The OS (finder, spotlight, etc) is responsive, applications load fast, expose, dashboard, and spaces work instantly and smoothly. Frontrow is AWESOME on it - lets me wirelessly grab my whole iTunes video library in a keyboard friendly, full screen interface. It has enough power to playback my DVD resolution h264 encoded movie files and scale them to screen resolution.

It launches iWork '09 apps as fast as my iMac does, and the apps run great on it (it's a little slower to create a new file after you launch and pick a template - SSD write speeds being what they are). MS Office '08 runs like a champ as well.

I did a 3 hour video chat with my Mom (she virtually attended my sons first birthday party) on a single charge. That means running the webcam, encoding the video transmitting it via wifi, receiving her video stream wirelessly and decoding it onto the screen. For three hours on a 42kwh battery.

It sleeps and wakes instantly, cold boots in under 40 seconds, shuts down in about 20 seconds. It'll drive a 20" LCD via VGA if screen space is an issue. Works with Apple BT keyboard and mouse, if you need though.

In short, there is honestly no compromising OSX on this computer for the tasks that 90%+ are buying MacBooks for.

Netbooks are the happy meal toy of portables. Regular people love them, but for more involved computer centric professionals and enthusiasts they are utter HELL. I'm not sure why anyone aside from a kid or net junkie (a sizable market) would want one.

Tablets are the way to go. They need a letter/legal sized device which is very light and can recognize hand writing while being able to hook up to peripherals and do a wide range of application support.

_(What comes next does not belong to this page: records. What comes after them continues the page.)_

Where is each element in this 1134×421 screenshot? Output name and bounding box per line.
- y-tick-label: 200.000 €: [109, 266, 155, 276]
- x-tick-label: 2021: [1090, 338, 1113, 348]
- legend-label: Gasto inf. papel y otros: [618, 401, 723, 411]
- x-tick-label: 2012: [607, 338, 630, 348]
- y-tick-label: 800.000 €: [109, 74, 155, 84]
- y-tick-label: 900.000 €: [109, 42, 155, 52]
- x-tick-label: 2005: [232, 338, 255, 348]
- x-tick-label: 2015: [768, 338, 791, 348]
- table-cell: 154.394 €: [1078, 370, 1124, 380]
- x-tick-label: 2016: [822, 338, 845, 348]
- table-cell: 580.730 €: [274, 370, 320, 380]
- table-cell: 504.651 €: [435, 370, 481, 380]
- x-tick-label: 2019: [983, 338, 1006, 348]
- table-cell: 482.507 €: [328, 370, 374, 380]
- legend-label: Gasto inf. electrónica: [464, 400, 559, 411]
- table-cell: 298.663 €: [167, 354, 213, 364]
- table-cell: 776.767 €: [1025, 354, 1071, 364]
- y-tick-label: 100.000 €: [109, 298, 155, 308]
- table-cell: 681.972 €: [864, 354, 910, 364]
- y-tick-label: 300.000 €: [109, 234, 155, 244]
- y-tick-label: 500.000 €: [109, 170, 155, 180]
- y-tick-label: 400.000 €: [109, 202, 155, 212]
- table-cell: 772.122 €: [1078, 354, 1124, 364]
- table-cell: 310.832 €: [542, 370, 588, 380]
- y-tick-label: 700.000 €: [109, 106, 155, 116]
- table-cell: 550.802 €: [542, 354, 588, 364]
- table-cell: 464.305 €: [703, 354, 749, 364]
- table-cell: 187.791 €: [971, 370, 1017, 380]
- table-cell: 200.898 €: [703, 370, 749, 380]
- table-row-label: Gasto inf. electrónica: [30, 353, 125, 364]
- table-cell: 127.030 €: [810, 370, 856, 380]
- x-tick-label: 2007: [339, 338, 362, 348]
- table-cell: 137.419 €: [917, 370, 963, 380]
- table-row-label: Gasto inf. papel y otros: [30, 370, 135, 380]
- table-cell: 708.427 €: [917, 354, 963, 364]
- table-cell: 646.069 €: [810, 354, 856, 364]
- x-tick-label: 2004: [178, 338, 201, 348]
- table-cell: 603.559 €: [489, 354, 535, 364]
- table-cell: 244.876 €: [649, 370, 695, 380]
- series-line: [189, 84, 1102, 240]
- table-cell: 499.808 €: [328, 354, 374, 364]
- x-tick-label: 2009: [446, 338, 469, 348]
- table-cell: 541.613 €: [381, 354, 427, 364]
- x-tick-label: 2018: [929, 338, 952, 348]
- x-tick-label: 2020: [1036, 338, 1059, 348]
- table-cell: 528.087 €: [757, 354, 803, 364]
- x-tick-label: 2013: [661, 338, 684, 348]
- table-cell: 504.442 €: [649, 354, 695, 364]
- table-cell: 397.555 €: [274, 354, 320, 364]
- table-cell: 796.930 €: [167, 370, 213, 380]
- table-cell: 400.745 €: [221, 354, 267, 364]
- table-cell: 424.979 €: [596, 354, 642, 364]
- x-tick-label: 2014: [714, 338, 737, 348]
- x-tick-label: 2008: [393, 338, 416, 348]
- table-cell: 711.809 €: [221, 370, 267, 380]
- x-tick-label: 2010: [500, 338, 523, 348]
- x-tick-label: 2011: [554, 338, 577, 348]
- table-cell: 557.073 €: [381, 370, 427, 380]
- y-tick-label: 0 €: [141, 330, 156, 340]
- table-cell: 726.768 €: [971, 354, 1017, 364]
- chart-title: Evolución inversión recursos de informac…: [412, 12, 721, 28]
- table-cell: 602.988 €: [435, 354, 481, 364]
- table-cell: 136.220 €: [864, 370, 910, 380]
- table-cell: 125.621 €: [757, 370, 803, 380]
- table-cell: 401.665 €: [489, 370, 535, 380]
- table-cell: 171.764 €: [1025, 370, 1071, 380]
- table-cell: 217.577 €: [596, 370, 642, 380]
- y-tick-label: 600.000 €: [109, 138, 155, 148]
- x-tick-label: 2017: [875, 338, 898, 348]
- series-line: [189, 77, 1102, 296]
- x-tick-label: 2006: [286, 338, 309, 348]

Yeah, the use of touch screen would have to be a computer with a different position on a table. That's obvious. But, so what? A Cintiq exists and is highly popular...with those who can afford it. If Apple finds a way to make the screen go up and down allowing for a regular keyboard when needed, it will be a success.

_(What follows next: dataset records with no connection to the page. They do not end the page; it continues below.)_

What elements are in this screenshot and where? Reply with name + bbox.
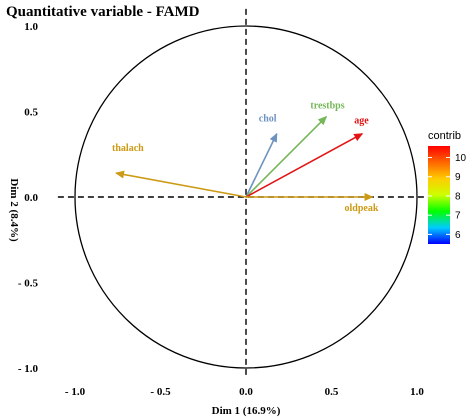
y-tick-label: 0.0 [24,192,38,204]
x-tick-label: 0.0 [239,386,253,398]
chart-title: Quantitative variable - FAMD [6,4,200,20]
variable-labels: thalach chol trestbps age oldpeak [112,101,379,214]
x-tick-label: 1.0 [410,386,424,398]
arrow-thalach [115,170,247,198]
legend-ticks: 10 9 8 7 6 [428,153,467,241]
y-tick-label: - 0.5 [18,278,39,290]
arrow-age [245,133,364,198]
legend-tick-label: 7 [455,211,461,222]
y-tick-label: - 1.0 [18,363,39,375]
x-axis-label: Dim 1 (16.9%) [212,405,281,417]
x-tick-label: 0.5 [325,386,339,398]
x-tick-labels: - 1.0 - 0.5 0.0 0.5 1.0 [65,386,424,398]
x-tick-label: - 0.5 [150,386,171,398]
y-tick-labels: 1.0 0.5 0.0 - 0.5 - 1.0 [18,21,39,375]
arrow-trestbps [245,115,328,198]
label-trestbps: trestbps [310,101,344,112]
y-tick-label: 1.0 [24,21,38,33]
label-chol: chol [259,114,277,125]
axes-layer [57,8,435,377]
label-age: age [354,116,369,127]
y-tick-label: 0.5 [24,107,38,119]
label-thalach: thalach [112,143,144,154]
legend-colorbar [428,146,450,244]
y-axis-label: Dim 2 (8.4%) [8,178,20,242]
legend-tick-label: 8 [455,191,461,202]
legend-title: contrib [428,130,461,142]
variable-arrows [115,115,374,201]
contrib-legend: contrib 10 9 8 7 6 [428,130,467,244]
legend-tick-label: 9 [455,172,461,183]
legend-tick-label: 6 [455,230,461,241]
arrow-chol [245,132,278,198]
label-oldpeak: oldpeak [345,203,379,214]
x-tick-label: - 1.0 [65,386,86,398]
legend-tick-label: 10 [455,153,467,164]
unit-circle [74,25,418,369]
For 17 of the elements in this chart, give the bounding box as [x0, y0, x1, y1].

I would think that would be likely. My hope is to be able to use Photoshop (or a limited version of it) on a legal sized tablet with stylus recognition... might be a big old pipe dream. You are most likely on target with a tablet that can run enough OSX and have enough function to run Apple productivity apps, minus high power video/sound apps.

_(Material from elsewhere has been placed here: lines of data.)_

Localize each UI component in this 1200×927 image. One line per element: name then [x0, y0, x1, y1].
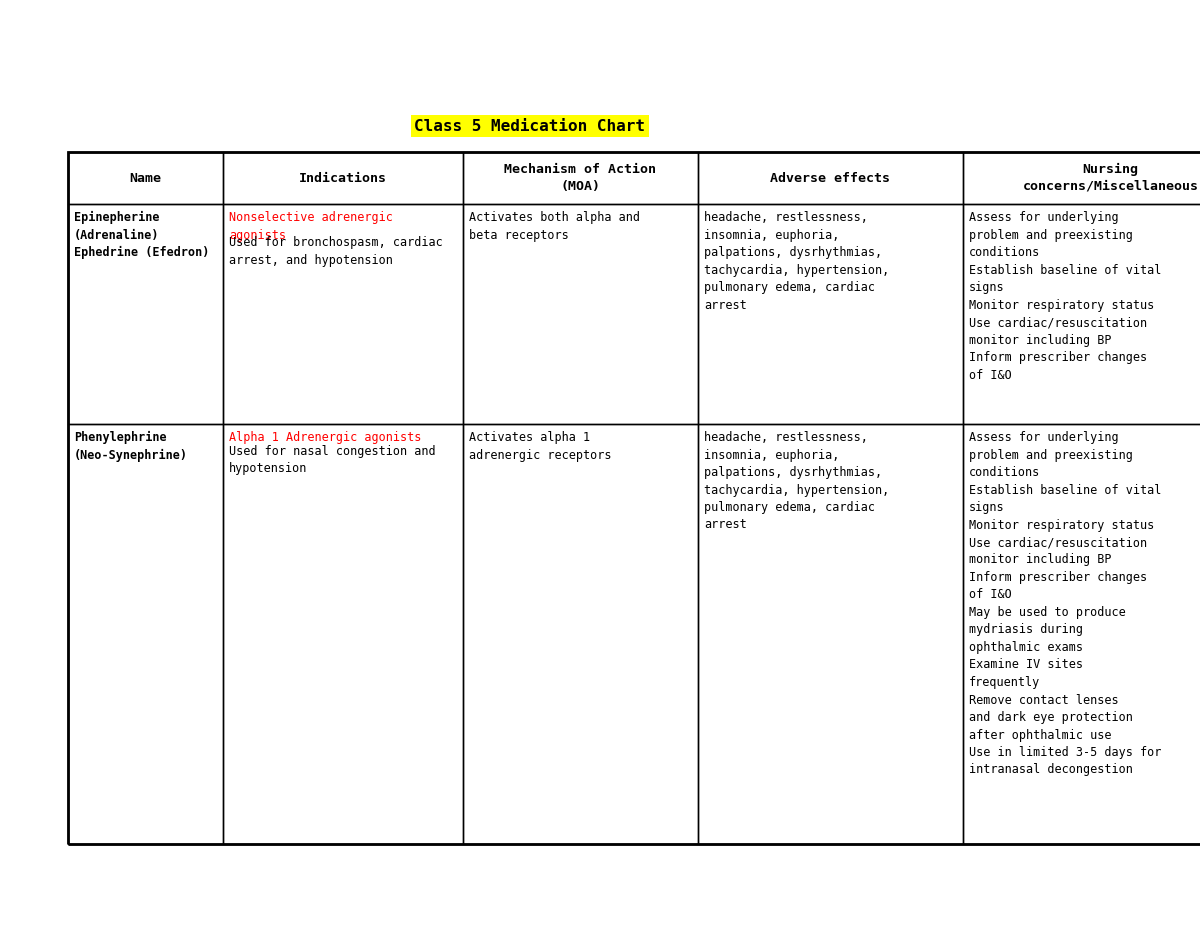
Text: Nonselective adrenergic
agonists: Nonselective adrenergic agonists: [229, 211, 392, 242]
Text: headache, restlessness,
insomnia, euphoria,
palpations, dysrhythmias,
tachycardi: headache, restlessness, insomnia, euphor…: [704, 431, 889, 531]
Bar: [68, 152, 1200, 844]
Bar: [68, 152, 223, 204]
Text: Phenylephrine
(Neo-Synephrine): Phenylephrine (Neo-Synephrine): [74, 431, 188, 462]
Text: Nursing
concerns/Miscellaneous: Nursing concerns/Miscellaneous: [1022, 163, 1199, 193]
Text: Adverse effects: Adverse effects: [770, 171, 890, 184]
Text: Assess for underlying
problem and preexisting
conditions
Establish baseline of v: Assess for underlying problem and preexi…: [970, 211, 1162, 382]
Bar: [964, 424, 1200, 844]
Text: Used for nasal congestion and
hypotension: Used for nasal congestion and hypotensio…: [229, 445, 436, 476]
Bar: [223, 424, 463, 844]
Bar: [964, 204, 1200, 424]
Text: Name: Name: [130, 171, 162, 184]
Text: headache, restlessness,
insomnia, euphoria,
palpations, dysrhythmias,
tachycardi: headache, restlessness, insomnia, euphor…: [704, 211, 889, 311]
Bar: [698, 424, 964, 844]
Bar: [463, 424, 698, 844]
Bar: [68, 424, 223, 844]
Text: Activates both alpha and
beta receptors: Activates both alpha and beta receptors: [469, 211, 640, 242]
Text: Indications: Indications: [299, 171, 386, 184]
Text: Alpha 1 Adrenergic agonists: Alpha 1 Adrenergic agonists: [229, 431, 421, 444]
Bar: [463, 204, 698, 424]
Bar: [698, 204, 964, 424]
Bar: [68, 204, 223, 424]
Text: Used for bronchospasm, cardiac
arrest, and hypotension: Used for bronchospasm, cardiac arrest, a…: [229, 236, 443, 267]
Bar: [463, 152, 698, 204]
Text: Epinepherine
(Adrenaline)
Ephedrine (Efedron): Epinepherine (Adrenaline) Ephedrine (Efe…: [74, 211, 209, 260]
Bar: [223, 152, 463, 204]
Bar: [698, 152, 964, 204]
Text: Class 5 Medication Chart: Class 5 Medication Chart: [414, 119, 646, 133]
Bar: [223, 204, 463, 424]
Text: Mechanism of Action
(MOA): Mechanism of Action (MOA): [504, 163, 656, 193]
Bar: [964, 152, 1200, 204]
Text: Activates alpha 1
adrenergic receptors: Activates alpha 1 adrenergic receptors: [469, 431, 612, 462]
Text: Assess for underlying
problem and preexisting
conditions
Establish baseline of v: Assess for underlying problem and preexi…: [970, 431, 1162, 777]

OK, I work for a large IT department (we support 50,000+ users with 70,000+ machines). I work with all techs and tech managers. I'm the 3rd person to buy a netbook in my office, there's 2 more awaiting delivery, and at least 2 or 3 more considering.

Almost all tech people I know love their netbooks. They can have a laptop - not a smartphone or balckberry - with them almost anywhere without lugging around a big, heavy computer. They can put them on a users desk to grab files test some piece of hardware without displacing the users junk.

Tablets on the other hand are about as useless as can be. Designed for one handed use but, when you factor in a usable battery, heavier than a ream of paper so you gain nothing. The tablet form factor has been tried and tried and it never catches on because it's useless, except for very specific, usually very fixed installations (in cars for example). Smartphones are the logical replacement for the tablet design, netbooks are simply notebooks for people who like to travel light and move a lot.
 
I seriously hope Apple doesn't release a netbook...EVER. Smaller doesn't necessarily equate to better. Every netbook I've played around with was painful in terms of the keyboard size--the Asus ones are even worse because they decided to put the L and R mouse click buttons on the sides and it's awkward to use ...beyond awkward. The keys are clumsy and small - the thing is just impossible to use.

The tablet idea to me is DEAD. Toshiba, Asus and others tried the table computer years ago - do they even sell them anymore? They were overpriced and just a novelty

Netbooks are the fastest growing category of computers. Nothing else is even close.

Don't like'm. Don't get one. But Apple can't ignore this market segment.

I sell lots of the new 12" HP tablets. AMD Turion-X2, 4GB ram, 320GB HD, ATI 3200. $899. Students love them. We have a hard time keeping them in stock.